30 de Setembro de 2010

Para ler ouvindo The only exception, a única exceção à regra do Paramore.

Pé com pé, manso de tudo, desinteressado, braços frouxos, bornal jogado no ombro, respirou fundo, girou a maçaneta. Blasé.

Tirou os óculos escuros da avó, olhou pra esquerda, percebeu um olhar. Belos olhos. Conteve-se.

Sentou no corredor de cadeiras vazias, ouviu a palestra durante exatos dois minutos e trinta e sete segundos… Abriu o livro de cabeceira. Começou a devorar silenciosamente cada página, como se entrasse naquele mundo bandido, biográfico e dele fosse parte. E era, de certa forma: um pouco de louco, um pouco de herói, um pouco de místico, um pouco de renegado, muito de sonhador, assim como o amigo relembrado no livro, seu escritor favorito. Leu até sentir sede. Não queria se levantar e sair da sala, não queria ser percebido. Preguiça versus sede. Round 1. Fight!

Nem precisou sair do primeiro round: sede wins.

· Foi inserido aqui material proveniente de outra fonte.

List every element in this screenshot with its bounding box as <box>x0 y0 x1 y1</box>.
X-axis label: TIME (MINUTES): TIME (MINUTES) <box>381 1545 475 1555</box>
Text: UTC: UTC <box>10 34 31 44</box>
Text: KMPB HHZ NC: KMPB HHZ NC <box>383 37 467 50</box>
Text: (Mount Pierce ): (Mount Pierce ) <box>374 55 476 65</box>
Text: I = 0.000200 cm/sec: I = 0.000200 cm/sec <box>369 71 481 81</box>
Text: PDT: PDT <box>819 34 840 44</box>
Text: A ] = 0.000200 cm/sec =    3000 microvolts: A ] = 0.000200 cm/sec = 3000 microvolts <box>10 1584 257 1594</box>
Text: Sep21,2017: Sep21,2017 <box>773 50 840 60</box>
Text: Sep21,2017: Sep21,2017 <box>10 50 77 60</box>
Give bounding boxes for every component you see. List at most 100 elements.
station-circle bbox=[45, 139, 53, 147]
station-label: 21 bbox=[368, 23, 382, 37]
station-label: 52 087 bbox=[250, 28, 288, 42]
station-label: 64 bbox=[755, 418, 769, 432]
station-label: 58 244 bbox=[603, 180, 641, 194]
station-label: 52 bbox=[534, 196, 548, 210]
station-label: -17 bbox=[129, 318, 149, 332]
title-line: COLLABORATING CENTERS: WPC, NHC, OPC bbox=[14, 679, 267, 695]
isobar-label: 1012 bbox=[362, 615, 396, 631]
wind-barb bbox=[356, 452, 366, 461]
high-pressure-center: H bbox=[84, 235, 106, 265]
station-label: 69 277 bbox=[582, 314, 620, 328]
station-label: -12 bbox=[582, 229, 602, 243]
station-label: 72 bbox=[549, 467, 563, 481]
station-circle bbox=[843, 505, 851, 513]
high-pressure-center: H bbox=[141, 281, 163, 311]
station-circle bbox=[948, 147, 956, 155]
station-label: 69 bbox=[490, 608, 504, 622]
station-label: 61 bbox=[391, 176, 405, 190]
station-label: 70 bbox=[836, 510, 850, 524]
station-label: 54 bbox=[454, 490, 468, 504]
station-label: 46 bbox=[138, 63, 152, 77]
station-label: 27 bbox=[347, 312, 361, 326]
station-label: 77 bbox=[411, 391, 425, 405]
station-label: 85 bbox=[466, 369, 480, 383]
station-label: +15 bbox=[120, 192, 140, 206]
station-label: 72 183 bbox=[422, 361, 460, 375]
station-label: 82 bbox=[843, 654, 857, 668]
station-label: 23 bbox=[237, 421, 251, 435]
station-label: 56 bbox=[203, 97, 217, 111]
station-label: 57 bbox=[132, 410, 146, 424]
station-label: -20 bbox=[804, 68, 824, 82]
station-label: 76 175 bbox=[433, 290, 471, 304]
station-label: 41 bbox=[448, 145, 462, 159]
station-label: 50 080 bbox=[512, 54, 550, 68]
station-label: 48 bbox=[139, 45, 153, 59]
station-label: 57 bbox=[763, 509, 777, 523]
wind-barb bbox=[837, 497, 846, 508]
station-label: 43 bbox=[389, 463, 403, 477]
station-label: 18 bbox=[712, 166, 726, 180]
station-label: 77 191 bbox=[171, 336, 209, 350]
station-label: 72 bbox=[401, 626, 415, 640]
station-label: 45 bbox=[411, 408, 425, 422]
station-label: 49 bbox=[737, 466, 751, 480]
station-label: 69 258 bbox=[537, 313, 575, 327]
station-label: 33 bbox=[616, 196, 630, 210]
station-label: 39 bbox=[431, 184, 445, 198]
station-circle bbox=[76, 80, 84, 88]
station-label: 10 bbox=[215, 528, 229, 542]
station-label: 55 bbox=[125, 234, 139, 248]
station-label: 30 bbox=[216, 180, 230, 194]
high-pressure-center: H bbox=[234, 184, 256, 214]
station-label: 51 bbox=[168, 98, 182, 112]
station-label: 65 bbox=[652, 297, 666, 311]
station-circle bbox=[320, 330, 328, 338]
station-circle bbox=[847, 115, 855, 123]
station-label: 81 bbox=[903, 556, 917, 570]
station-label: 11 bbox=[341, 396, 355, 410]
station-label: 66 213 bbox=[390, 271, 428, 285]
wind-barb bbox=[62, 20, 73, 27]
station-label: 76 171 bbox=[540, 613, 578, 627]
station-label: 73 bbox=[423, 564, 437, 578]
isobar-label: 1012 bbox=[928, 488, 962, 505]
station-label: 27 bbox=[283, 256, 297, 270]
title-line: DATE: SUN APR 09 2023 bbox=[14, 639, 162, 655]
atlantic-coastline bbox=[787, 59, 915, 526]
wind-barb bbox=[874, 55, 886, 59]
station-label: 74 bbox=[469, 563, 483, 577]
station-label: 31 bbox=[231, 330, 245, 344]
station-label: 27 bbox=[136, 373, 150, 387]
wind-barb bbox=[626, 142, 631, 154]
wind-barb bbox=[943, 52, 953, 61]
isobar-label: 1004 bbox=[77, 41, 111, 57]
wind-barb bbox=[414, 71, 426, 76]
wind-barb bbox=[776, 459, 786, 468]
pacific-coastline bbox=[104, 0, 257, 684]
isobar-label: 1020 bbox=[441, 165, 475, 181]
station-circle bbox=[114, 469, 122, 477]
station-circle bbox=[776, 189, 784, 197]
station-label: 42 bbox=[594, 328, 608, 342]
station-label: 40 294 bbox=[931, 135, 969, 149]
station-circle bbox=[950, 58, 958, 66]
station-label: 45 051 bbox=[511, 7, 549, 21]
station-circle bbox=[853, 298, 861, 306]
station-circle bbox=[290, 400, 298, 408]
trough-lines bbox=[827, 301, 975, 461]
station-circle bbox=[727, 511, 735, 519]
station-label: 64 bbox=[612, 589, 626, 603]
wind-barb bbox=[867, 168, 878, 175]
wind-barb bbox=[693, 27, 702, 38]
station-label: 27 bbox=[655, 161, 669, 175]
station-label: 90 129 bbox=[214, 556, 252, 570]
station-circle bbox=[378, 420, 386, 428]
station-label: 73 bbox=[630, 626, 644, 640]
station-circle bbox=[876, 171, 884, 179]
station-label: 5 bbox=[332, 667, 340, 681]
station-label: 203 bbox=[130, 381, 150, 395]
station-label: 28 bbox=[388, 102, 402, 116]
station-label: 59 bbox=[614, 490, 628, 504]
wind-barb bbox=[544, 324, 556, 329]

Ao abrir a porta, garganta seca e garrafa de plástico em mãos, avistou numa conversa a dois aquele belo par de olhos, que novamente o encaravam. Decidiu, meio a contragosto do raciocínio padrão, tirar o coração do automático, do sistema de defesa anti-vírus e como se levantasse de um trono todo empoeirado e cheio de teias de aranha, foi puxar conversa. Venerava esses acasos, esses pequenos momentos de mistério, de indecisão até levantar do próprio trono e sacudir a poeira; ao mesmo tempo que os temia. Tinha medo de todo esse processo, de se decepcionar, de não ser retribuído. Mas o fato é que deu as caras. E percebeu, além dos belos olhos, um leve, sutil, mas, ainda assim, grande sorriso. Para o bem de seu coração, que funcionava momentaneamente no manual, os olhos em comunhão com o sorriso indicavam ao raciocínio padrão, já todo despadronizado, a esperada retribuição, resposta mais que bem-vinda ao acaso e ao mistério que o moviam. Sem ter nem saber, retribuiu também com um belo olhar e um grande sorriso.

– Vamos fumar um cigarro?

– Não fumo nada com nicotina, mas te acompanho.

Risos.

O restante, de certa forma nada particular, é história, como dizem por aí. Se conheceram, se reconheceram, fizeram novos amigos, se tornaram amigos, compartilharam algumas noites, algumas manhãs e construíram uma pequena história. Uma grande epifania, na verdade, acompanhada de um quarto bagunçado, uma cama de solteiro, um edredom azul, um travesseiro molhado de suor, milhares de beijos de cinema e abraços tão apertados e entrelaçados que até um marinheiro se os visse sentiria vergonha por seus nós. Dois tímidos “eu te amo”, no final, vindos de ambas as partes e seguidos de outros beijos e abraços, agora de despedida.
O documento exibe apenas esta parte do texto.